One-Pan Lemon Rigatoni with Chickpeas & Asparagus
This One-Pan Lemon Rigatoni with Chickpeas & Asparagus is bright, flavorful, and easy to make. Tender pasta, crispy roasted chickpeas, and sautéed asparagus come together in a garlicky lemon butter sauce for a fresh yet satisfying meal. Whether you're looking for a simple weeknight dinner or a vibrant plant-based pasta dish, this recipe delivers bold flavors with minimal effort. Plus, it all comes together in just one pan!
Ingredients
1 16 oz box rigatoni
1 15.5 oz can chickpeas
1 T olive oil
¼ t paprika
½ t lemon pepper
¼ t salt
1 head of asparagus, de-stemmed and chopped
3 T vegan butter
1 shallot, minced
4-5 garlic cloves, minced
⅓ cup fresh parsley
¼ cup vegan parm
Salt & pepper, to taste
1 large lemon, zested and juiced
½ T red pepper flakes, optional
Directions
Preheat the oven to 400°F.
Bring a large pot of salted water to boil. Cook rigatoni until al dente, about 11-12 minutes. Reserve at least ½ cup of pasta water before draining.

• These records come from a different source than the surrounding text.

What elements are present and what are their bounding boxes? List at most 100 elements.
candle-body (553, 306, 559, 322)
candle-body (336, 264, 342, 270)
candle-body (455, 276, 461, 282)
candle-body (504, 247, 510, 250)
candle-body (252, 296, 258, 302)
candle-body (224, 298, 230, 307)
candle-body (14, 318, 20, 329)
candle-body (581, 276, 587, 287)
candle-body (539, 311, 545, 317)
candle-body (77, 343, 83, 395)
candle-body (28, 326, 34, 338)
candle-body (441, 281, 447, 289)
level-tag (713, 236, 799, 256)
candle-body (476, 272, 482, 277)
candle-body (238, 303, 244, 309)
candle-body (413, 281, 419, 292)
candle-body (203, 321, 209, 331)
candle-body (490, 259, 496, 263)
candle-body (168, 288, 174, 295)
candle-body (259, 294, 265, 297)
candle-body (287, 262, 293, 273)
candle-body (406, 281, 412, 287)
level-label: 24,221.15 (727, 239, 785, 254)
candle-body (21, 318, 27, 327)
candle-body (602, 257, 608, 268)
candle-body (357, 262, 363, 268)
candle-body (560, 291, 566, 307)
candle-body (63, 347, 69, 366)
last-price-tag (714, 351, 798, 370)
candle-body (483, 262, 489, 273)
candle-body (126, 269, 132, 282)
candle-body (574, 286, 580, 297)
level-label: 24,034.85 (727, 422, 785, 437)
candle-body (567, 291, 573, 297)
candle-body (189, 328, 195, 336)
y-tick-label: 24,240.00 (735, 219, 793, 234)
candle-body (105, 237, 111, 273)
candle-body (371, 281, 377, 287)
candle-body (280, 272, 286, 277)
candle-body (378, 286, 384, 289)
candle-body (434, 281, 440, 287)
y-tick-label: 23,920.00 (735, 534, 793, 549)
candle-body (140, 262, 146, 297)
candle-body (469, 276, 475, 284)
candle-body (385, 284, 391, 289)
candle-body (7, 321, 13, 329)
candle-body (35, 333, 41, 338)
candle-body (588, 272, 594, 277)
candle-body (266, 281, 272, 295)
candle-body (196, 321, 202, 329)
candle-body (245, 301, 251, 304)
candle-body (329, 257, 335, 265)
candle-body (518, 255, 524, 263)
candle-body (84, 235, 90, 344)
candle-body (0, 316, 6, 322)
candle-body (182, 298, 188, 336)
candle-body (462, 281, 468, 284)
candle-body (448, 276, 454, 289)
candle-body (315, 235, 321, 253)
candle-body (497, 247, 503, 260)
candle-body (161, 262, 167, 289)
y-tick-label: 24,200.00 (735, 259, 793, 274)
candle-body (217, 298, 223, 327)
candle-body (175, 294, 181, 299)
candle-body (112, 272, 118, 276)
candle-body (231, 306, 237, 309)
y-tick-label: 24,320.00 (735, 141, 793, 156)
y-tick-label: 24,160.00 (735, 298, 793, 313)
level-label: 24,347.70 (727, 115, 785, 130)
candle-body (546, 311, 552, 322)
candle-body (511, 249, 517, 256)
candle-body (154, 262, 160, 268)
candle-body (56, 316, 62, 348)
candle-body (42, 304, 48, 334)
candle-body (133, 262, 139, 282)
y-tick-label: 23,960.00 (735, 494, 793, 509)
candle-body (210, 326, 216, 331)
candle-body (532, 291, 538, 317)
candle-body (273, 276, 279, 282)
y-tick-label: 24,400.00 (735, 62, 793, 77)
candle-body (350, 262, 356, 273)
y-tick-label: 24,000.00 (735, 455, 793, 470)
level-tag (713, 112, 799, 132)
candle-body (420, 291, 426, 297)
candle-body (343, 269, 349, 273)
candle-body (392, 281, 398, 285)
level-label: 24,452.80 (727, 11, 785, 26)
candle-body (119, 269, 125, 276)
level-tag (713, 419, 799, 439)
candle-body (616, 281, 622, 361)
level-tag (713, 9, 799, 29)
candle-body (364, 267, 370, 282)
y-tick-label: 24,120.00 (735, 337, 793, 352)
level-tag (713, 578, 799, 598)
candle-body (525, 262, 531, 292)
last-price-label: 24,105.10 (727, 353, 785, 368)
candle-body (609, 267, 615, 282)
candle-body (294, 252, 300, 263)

Season the chickpeas and toss with olive oil. Roast in the oven for 15- 20 minutes.
Melt butter in a large pan over medium to high heat. Saute shallot for 3-4 minutes, then add asparagus. Cook until softened, about 7-8 minutes. Add garlic and seasonings.
Add roasted chickpeas to the pan, cooked pasta then ¼ cup of reserved pasta water. Stir to combine.
Remove from heat and add lemon juice, zest, vegan parm, and parsley. Toss to combine. Garnish with more parm or parsley, if desired.